As Frankie approached me in the lunchroom the following morning, I was ready to hear more on the subject of what I had done at the 907 chute and how worthless I was. Instead, I was surprised to find that he seemed to be in a better mood. “Listen,” he said, “Schultz is on vacation for a couple of weeks, I put Riordan’s helper on opposite shift, so I’m putting you with Al Riordan. Catch a ride on Bordan’s motor. He’s going back with some stuff for Riordan. Tell him he’s giving you a ride. Don’t fuck up.”
Inwardly ecstatic, I told Frankie I wouldn’t fuck up and headed out of the lunchroom door to the dump station looking for motorman Jim Bordan, who would give me a ride down the main drift to the termination heading where Riordan was working.
Incidentally, Oscar Schultz was one of the toughest men I ever saw at Section 35. He was German and had worked in mines all over the world and really knew his craft. A very friendly guy, he was superior at working track drift mining.
A shortcoming of his was that he broke almost every single safety rule there was. He did wear a hard hat, but that was about it.

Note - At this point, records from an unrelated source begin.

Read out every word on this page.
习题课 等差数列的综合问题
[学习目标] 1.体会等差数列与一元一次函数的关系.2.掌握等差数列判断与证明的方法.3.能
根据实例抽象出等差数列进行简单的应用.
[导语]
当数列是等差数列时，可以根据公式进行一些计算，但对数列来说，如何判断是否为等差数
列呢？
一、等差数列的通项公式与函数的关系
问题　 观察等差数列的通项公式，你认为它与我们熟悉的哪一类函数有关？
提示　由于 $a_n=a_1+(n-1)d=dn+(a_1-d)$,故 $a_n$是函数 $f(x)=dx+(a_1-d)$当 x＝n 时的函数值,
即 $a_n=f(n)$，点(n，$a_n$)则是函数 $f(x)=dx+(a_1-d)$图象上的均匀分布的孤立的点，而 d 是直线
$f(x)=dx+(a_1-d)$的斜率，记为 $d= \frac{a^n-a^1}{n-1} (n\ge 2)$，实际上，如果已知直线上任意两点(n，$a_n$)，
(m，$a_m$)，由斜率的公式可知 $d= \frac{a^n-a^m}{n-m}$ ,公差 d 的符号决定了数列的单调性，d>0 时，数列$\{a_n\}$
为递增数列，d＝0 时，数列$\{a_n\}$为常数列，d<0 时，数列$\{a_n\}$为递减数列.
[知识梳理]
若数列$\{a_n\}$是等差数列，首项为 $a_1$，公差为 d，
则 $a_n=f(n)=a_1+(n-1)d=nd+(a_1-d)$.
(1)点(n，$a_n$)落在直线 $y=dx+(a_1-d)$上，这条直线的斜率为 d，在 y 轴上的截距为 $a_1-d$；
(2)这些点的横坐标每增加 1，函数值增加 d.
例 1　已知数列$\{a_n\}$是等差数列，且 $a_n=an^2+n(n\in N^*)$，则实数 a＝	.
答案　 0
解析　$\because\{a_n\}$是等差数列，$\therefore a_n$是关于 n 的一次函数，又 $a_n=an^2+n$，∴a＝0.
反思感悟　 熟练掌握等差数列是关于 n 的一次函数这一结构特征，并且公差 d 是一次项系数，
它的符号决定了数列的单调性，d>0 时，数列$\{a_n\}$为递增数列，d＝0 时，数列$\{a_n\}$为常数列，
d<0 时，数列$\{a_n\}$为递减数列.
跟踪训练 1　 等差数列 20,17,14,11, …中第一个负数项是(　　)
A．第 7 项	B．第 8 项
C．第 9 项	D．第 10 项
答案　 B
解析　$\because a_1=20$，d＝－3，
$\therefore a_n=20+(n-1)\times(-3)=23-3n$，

I once had to deliver some supplies to him at the heading where he was working. As I approached the area, I could tell there was no ventilation. Wherever he had stopped hanging vent tube, it wasn’t anywhere close to where he was now. The thing that really got me, though, was he was taking a short break sitting on boxes of powder with a cigarette in his hand. It wasn’t the last time I saw a miner doing that, but it scared me something fierce, and I got out of Schultz’s heading as fast as I could get rid of the supplies I was delivering.
The miner I was assigned to, Riordan, was the track drift miner working the opposite shift from Schultz. Track drift miners lengthened the main drift by drilling, blasting, and then laying down rail for the motors to run on. It is an arduous job where some of the strongest, most experienced, and technically proficient miners working at Section 35 could be found.
In addition to drilling and blasting unusually large rounds, track drift miners had to lay the ties and twenty-foot sections of steel rail that the motors ran on. Blasting for track drifts required precision drilling so that the floor was flat enough to lay the ties and rail.
Track drift miners installed various types of ground support for the back and ribs of the drift, hung ventilation tube and water and compressed-air pipelines, and operated the largest mucking and drilling machines in the mine.
Miners working track were paid for the number of feet of progress they made each day. A range of $100–$150 an hour was not unusual.
It was good fortune that I would be getting to work on a track drift as a temporary miner’s helper. It could lead to other things, perhaps even an assignment as a full-time miner’s helper.
One way to quickly get around the mine was to hitch a ride with a motorman as he made his rounds pulling ore or delivering supplies. When I found Bordan by his motor, he told me to hop in a car and he’d take me right to the end of the line where Riordan was.
The ride back to Riordan at the main drift heading, called the face, took about fifteen minutes. Borden stopped the train, and I hopped out of my ore car, thanked him, and started walking toward the end of the track where Riordan was waiting.